Keywords Apoptosis, Intestinal tumors, Tumor suppressor p53
Subject categories Immunology in the medical area, Cell and Molecular Biology

Abstract

The transcription factor Zinc finger protein 148 (Zfp148, ZBP-89, BFCOL, BERF1, htβ) interacts physically with the tumor suppressor p53, but the significance of this interaction is not known. We recently showed that knockout of Zfp148 in mice leads to ectopic activation of p53 in some tissues and cultured fibroblasts, suggesting that Zfp148 represses p53 activity. Here we hypothesize that targeting Zfp148 would unleash p53 activity and protect against cancer development, and test this idea in the APCMin/+ mouse model of intestinal adenomas.
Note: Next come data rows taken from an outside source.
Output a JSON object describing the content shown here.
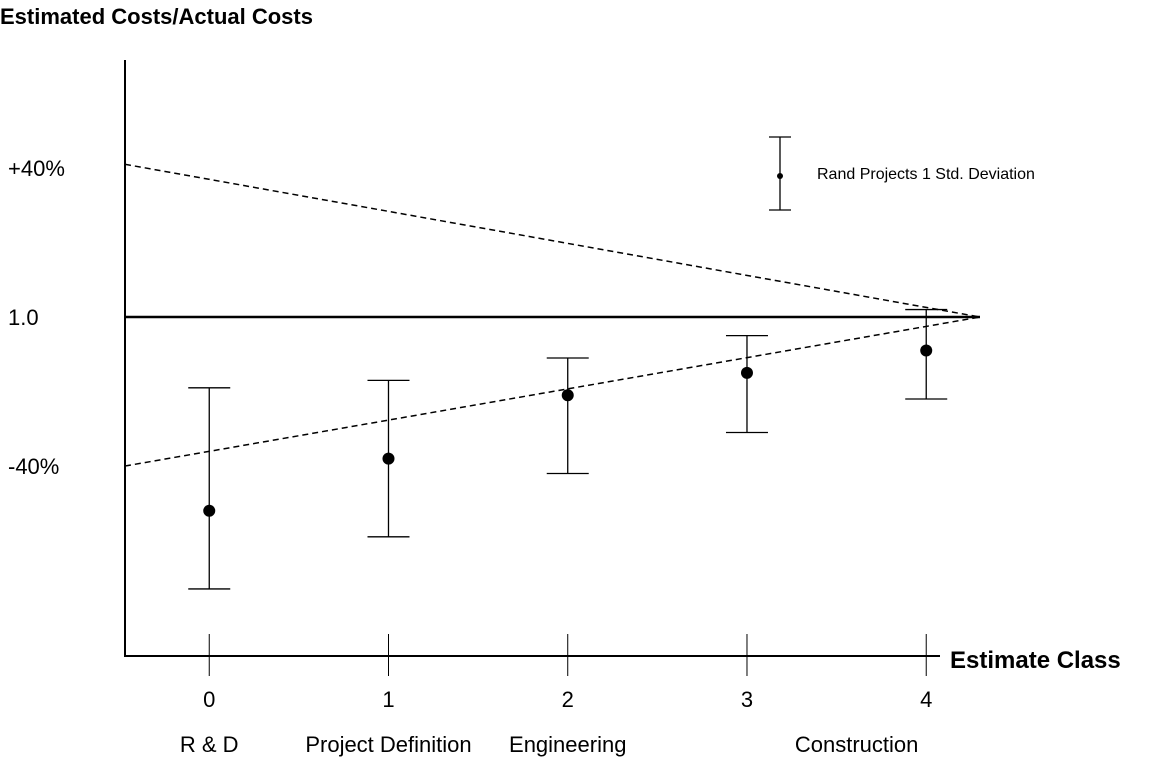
{
  "chart_data": {
    "type": "scatter",
    "title": "Estimated Costs/Actual Costs",
    "xlabel": "Estimate Class",
    "ylabel": "",
    "x_ticks": [
      0,
      1,
      2,
      3,
      4
    ],
    "x_categories": [
      "R & D",
      "Project Definition",
      "Engineering",
      "Construction"
    ],
    "y_ticks": [
      {
        "value": 40,
        "label": "+40%"
      },
      {
        "value": 0,
        "label": "1.0"
      },
      {
        "value": -40,
        "label": "-40%"
      }
    ],
    "xlim": [
      -0.47,
      4.3
    ],
    "ylim": [
      -91,
      69
    ],
    "reference_line": {
      "y": 0,
      "style": "solid"
    },
    "envelope": {
      "style": "dashed",
      "upper": [
        [
          -0.47,
          41
        ],
        [
          4.3,
          0
        ]
      ],
      "lower": [
        [
          -0.47,
          -40
        ],
        [
          4.3,
          0
        ]
      ]
    },
    "series": [
      {
        "name": "Rand Projects 1 Std. Deviation",
        "x": [
          0,
          1,
          2,
          3,
          4
        ],
        "y": [
          -52,
          -38,
          -21,
          -15,
          -9
        ],
        "err_low": [
          -73,
          -59,
          -42,
          -31,
          -22
        ],
        "err_high": [
          -19,
          -17,
          -11,
          -5,
          2
        ]
      }
    ],
    "legend_position": "top-right",
    "grid": false
  }
}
Loss of one copy of Zfp148 markedly reduced tumor numbers and tumor-associated intestinal bleedings, and improved survival. Furthermore, after activation of β-catenin-the initiating event in colorectal cancer-Zfp148 deficiency activated p53 and induced apoptosis in intestinal explants of APCMin/+ mice. The anti-tumor effect of targeting Zfp148 depended on p53, as Zfp148 deficiency did not affect tumor numbers in APCMin/+ mice lacking one or both copies of Trp53. The results suggest that Zfp148 controls the fate of newly transformed intestinal tumor cells by repressing p53 and that targeting Zfp148 might be useful in the treatment of colorectal cancer.